Congress Members to VA: Let Veterans Smoke Marijuana

Despite the men and women of the United States military being forced to risk life and limb to protect the agenda of the federal government, those who return home wounded from the battlefield are not given the same freedom to take advantage of statewide medical marijuana programs as the average citizen. Instead, the Department of Veterans Affairs has done everything in its power to prevent vets suffering from conditions ranging from chronic pain to PTSD from using cannabis products as an alternative to addictive pharmaceuticals, going as far as to implement policies that disqualify those who test positive for THC metabolites from receiving other, crucial VA benefits.

However, a bipartisan legion of U.S. House and Senate members recently stepped up in an attempt to strongly persuade the Department of Veterans Affairs to stop running interference with the health of military veterans when it comes to their choice of treating wartime ailments with cannabis. In a letter to VA Secretary Robert McDonald, the 21 Congressional enforcers advised the department to reconsider its current directive, which prevents physicians employed with the VA from providing veterans with recommendations that would allow them to take part in medical marijuana programs.

“According to the current directive, VA providers are prohibited from completing forms seeking recommendations or opinions regarding a veteran’s participation in a state-sanctioned marijuana program,” the letter reads. “This policy disincentivizes doctors and patients from being honest with each other.” 

The penned crack at twisting the arms of VA gatekeepers comes four days before the department’s current policy on this matter is set to expire. The goal is to pull the political wedge out of the ass of VA officials and get the department to relax the rules against cannabis, a substance legal for medicinal purposes in 23 states and the District of Columbia, so that veterans can be allowed the same right to all available treatment options as the rest of the population.
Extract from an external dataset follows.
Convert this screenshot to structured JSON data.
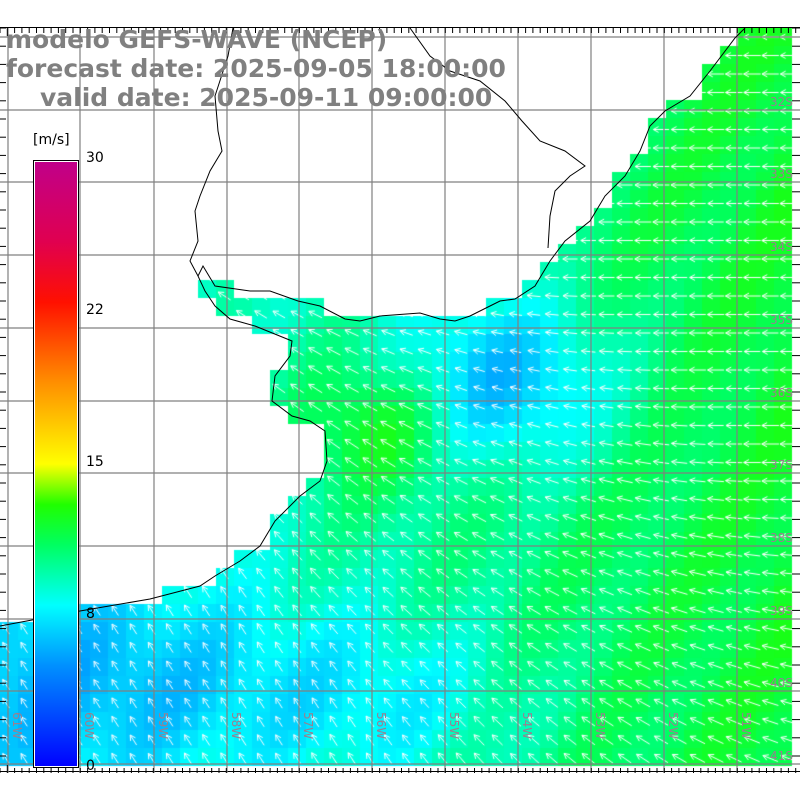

This push to bring the availability of medical marijuana to the veteran community is being led by several familiar faces in the realm of quasi pot reforms from atop of Capitol Hill. They include, Senator Kirsten Gillibrand of New York, who got behind the overly hyped CARERS Act back in early 2015, as well as Representatives Earl Blumenauer of Oregon and Dana Rohrabacher of California, the two lawmakers responsible for the federal spending amendment that was supposed to prevent the Department of Justice and its DEA cronies from bullying the medical marijuana community.
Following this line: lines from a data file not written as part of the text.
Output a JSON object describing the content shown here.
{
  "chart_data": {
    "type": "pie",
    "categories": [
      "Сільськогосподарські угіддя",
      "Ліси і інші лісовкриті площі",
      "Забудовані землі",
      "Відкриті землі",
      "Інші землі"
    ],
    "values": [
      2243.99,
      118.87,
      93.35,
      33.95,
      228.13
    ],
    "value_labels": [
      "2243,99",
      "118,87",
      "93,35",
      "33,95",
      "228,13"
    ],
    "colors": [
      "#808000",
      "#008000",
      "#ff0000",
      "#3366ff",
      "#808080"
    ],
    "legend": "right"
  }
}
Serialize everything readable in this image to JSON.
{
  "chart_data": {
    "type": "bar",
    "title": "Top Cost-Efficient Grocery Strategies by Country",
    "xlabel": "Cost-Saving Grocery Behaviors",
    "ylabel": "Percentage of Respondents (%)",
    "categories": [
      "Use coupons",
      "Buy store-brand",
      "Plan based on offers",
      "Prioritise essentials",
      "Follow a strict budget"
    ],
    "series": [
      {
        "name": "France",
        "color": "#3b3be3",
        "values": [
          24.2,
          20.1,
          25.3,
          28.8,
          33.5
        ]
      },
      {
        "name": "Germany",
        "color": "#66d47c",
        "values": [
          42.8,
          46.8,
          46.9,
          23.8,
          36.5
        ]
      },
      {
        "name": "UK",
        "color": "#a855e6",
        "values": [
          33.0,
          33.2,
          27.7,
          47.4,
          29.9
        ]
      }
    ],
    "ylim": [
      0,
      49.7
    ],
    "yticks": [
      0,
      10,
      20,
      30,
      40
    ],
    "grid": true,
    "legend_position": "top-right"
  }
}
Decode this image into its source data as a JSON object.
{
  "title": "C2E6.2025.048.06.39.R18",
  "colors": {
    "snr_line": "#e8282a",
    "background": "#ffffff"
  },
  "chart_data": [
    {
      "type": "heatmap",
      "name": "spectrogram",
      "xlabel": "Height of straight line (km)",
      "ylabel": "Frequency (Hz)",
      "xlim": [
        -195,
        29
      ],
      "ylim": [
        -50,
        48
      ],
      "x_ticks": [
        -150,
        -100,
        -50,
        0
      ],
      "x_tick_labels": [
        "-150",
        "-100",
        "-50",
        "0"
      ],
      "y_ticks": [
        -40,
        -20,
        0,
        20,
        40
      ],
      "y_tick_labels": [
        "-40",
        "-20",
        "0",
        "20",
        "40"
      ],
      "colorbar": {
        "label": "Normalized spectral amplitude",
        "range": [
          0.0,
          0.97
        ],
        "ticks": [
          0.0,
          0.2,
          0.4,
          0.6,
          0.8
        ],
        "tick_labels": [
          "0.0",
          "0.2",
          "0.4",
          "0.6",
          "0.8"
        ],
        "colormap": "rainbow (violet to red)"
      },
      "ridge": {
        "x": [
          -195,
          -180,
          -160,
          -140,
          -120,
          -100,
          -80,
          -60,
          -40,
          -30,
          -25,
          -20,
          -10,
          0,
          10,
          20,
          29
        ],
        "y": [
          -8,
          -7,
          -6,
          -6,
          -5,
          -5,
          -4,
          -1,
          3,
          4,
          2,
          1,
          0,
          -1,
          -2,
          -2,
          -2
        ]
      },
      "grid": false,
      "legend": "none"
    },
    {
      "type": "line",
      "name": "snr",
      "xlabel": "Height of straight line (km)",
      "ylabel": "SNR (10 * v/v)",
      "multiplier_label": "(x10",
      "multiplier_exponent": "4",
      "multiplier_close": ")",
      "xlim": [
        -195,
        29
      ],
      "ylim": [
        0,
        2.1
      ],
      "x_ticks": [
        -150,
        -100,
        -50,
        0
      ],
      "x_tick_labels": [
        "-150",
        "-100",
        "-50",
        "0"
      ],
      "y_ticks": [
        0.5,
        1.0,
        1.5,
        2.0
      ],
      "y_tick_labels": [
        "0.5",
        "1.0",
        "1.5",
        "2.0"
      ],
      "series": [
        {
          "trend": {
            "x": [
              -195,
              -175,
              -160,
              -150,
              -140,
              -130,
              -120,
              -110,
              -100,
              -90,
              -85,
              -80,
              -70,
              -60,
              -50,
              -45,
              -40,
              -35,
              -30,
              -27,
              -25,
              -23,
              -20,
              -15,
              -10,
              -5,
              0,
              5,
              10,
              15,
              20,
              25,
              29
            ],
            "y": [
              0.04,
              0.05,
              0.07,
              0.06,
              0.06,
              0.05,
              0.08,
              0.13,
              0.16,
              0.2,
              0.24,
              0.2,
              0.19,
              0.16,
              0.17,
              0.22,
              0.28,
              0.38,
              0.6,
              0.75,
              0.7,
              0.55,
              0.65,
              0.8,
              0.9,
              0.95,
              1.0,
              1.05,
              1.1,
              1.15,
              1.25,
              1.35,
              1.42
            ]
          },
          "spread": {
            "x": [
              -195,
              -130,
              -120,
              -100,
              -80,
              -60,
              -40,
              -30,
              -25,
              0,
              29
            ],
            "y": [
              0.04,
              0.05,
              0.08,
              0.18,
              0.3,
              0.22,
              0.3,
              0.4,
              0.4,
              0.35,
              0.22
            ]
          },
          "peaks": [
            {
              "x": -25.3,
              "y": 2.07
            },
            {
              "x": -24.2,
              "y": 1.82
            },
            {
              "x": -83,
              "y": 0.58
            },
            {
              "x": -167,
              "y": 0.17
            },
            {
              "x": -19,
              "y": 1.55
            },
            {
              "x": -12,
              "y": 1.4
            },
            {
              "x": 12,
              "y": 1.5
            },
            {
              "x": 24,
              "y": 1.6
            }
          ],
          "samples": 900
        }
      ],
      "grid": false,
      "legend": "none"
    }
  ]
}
Bringing attention to VHA Directive 2011-004, the lawmakers argue that Congress has started to recognize that the medicinal use of marijuana is becoming increasing more prominent across the United States, and that veterans deserve equal access. The letter points to the successful passage of an amendment attached to the 2016 Military Construction-Veterans Affairs appropriations bill, which would have allowed physicians to discuss medical marijuana with their patients, while eliminating all of the other ridiculous policies that punish veterans from testing positive for marijuana. But since Congressional leaders squashed the rider right before passing the final spending bill, lawmakers now want the VA to take the matter into their own hands.

“Congress has taken initial steps to alleviate this conflict in law and we will continue to work toward this goal,” the federal lawmakers wrote. “However, you are in a position to make this change when the current VHA directive expires at the end of this month. We ask that you act to ensure that our veterans’ access to care is not compromised and that doctors and patients are allowed to have honest discussions about treatment options.” 

Some statistics show that more than 20 veterans a day commit suicide as a result of PTSD and depression, while many others succumb to the perils of painkiller addiction and alcohol abuse in an effort to shadow the pain long enough to function like a normal human being. Although a number of studies indicate that cannabis eases the symptoms of PTSD, the federal government maintains “there is no evidence at this time that marijuana is an effective treatment for” this condition.